Le greffier du Conseil privé, Michael Wernick a témoigné devant le comité permanent de la justice et des droits de la personne, jeudi.

Wilson-Raybould a toujours été la décideuse, dit le greffier du Conseil privé

OTTAWA — L'ex-ministre Jody Wilson-Raybould a subi de la «pression» dans le dossier SNC-Lavalin, mais pas de la «pression inappropriée», a indiqué le greffier du Conseil privé, Michael Wernick, dont le témoignage en comité est largement venu appuyer la version des faits de Justin Trudeau.

Le plus haut fonctionnaire du gouvernement a soutenu avec aplomb jeudi, devant le comité permanent de la justice et des droits de la personne, que la ministre démissionnaire avait toujours été la «décideuse» dans cette affaire.

Il a dit ne pas pouvoir dire si Mme Wilson-Raybould avait pu interpréter cette pression comme étant inappropriée. Seule l'ancienne procureure générale, qui a été invitée à témoigner au comité, pourra répondre à cette question, a signalé M. Wernick.

Le greffier en a étonné certains en affirmant dans sa déclaration d'ouverture qu'en regardant l'état du pays, bien des choses l'inquiétaient - incluant que «quelqu'un se fasse abattre pendant la campagne électorale» - mais pas l'indépendance du système judiciaire canadien.

Il a aussi martelé que l'article à l'origine de l'affaire SNC-Lavalin contient des erreurs et frôle même la «diffamation». Le gouvernement Trudeau est plongé dans l'embarras depuis que le Globe and Mail a publié un article contenant des allégations d'ingérence politique.

Jody Wilson-Raybould a claqué la porte du conseil des ministres quelques jours après la publication de ce texte.

Avant Michael Wernick, le ministre de la Justice et procureur général, David Lametti, qui a comparu devant les élus du comité, fournissant trop peu de détails au goût de l'opposition.

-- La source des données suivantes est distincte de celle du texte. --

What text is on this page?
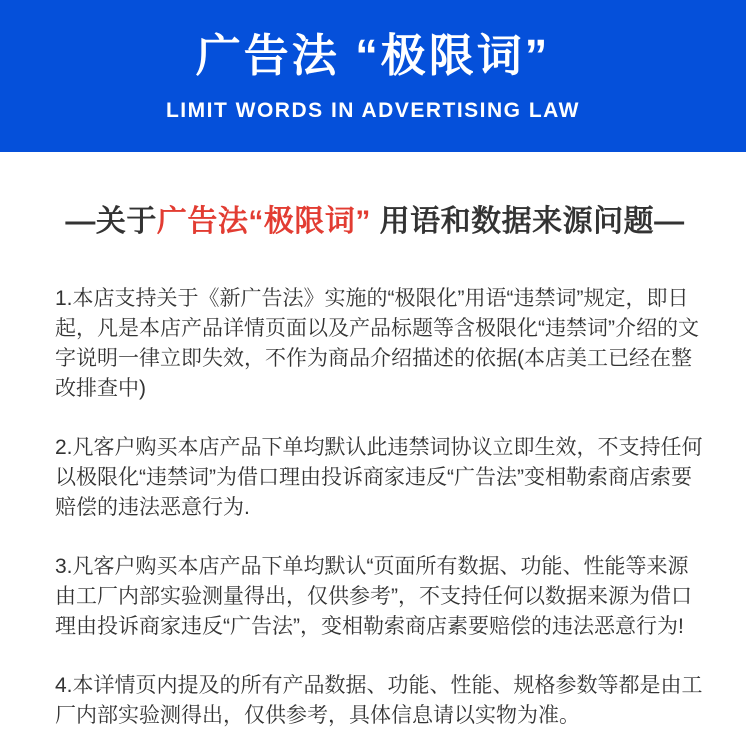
广告法 “极限词”
LIMIT WORDS IN ADVERTISING LAW
—关于广告法“极限词” 用语和数据来源问题—

1.本店支持关于《新广告法》实施的“极限化”用语“违禁词”规定，即日起，凡是本店产品详情页面以及产品标题等含极限化“违禁词”介绍的文字说明一律立即失效，不作为商品介绍描述的依据(本店美工已经在整改排查中)

2.凡客户购买本店产品下单均默认此违禁词协议立即生效，不支持任何以极限化“违禁词”为借口理由投诉商家违反“广告法”变相勒索商店索要赔偿的违法恶意行为.

3.凡客户购买本店产品下单均默认“页面所有数据、功能、性能等来源由工厂内部实验测量得出，仅供参考”，不支持任何以数据来源为借口理由投诉商家违反“广告法”，变相勒索商店素要赔偿的违法恶意行为!

4.本详情页内提及的所有产品数据、功能、性能、规格参数等都是由工厂内部实验测得出，仅供参考，具体信息请以实物为准。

À sa sortie de la rencontre, il n'a pas voulu dire s'il produirait son avis juridique entourant le secret professionnel que l'ancienne ministre Wilson-Raybould invoque comme raison pour expliquer son mutisme.

Celle qui est désormais simple députée a été invitée au comité, et elle devrait s'y présenter mardi ou mercredi prochain, selon ce qu'a dit le président du comité, Anthony Housefather.

D'après lui, l'ex-ministre pourrait être accompagnée de l'ancien juge de la Cour suprême Thomas Cromwell, qui la conseille sur le secret professionnel.

«Peut-être qu'elle sera accompagnée de M. Cromwell, je ne suis pas certain, mais elle va avoir un excellent avis juridique, j'imagine, avant qu'elle décide de venir», a-t-il exposé mercredi.

Les partis d'opposition estiment que l'examen du comité parlementaire est insuffisant pour faire la lumière sur cette histoire.

Ils ont réclamé la tenue d'une enquête publique via une motion qui a été battue en Chambre, mercredi, par les libéraux majoritaires.

«Ma vérité»

Le premier ministre Justin Trudeau a décliné jeudi l'invitation de réagir aux commentaires formulés par Jody Wilson-Raybould la veille à la Chambre des communes.

L'ex-ministre de la Justice et procureure générale a semblé décocher une flèche à l'intention du premier ministre, qui était assis tout près d'elle, mercredi.

Lorsqu'elle a pris la parole afin d'expliquer pourquoi elle s'abstenait de voter sur une motion réclamant une enquête publique, elle a dit espérer avoir «l'occasion de donner (sa) vérité».

L'ancienne ministre a pris soin de préciser qu'il ne lui revenait pas «de lever le secret professionnel et la confidentialité» - ce qui est du ressort, selon plusieurs, du premier ministre.

Le commentaire de Mme Wilson-Raybould a déclenché un tonnerre d'applaudissements dans les banquettes de l'opposition.

Lorsque Justin Trudeau s'est fait demander si ce commentaire avait refroidi le rapprochement qui semblait s'être opéré, il n'a pas répondu clairement.

«On continue d'avoir un parti uni. On travaille ensemble pour livrer de façon concrète pour les Canadiens. (...) On va continuer de travailler ensemble avec tous les députés du Parti libéral du Canada», a-t-il offert en marge d'une annonce en Nouvelle-Écosse, jeudi.

Le premier ministre a par ailleurs souligné que le secret professionnel était «un élément clé de notre système de justice», et qu'il y avait «des conséquences potentielles sérieuses» à le lever.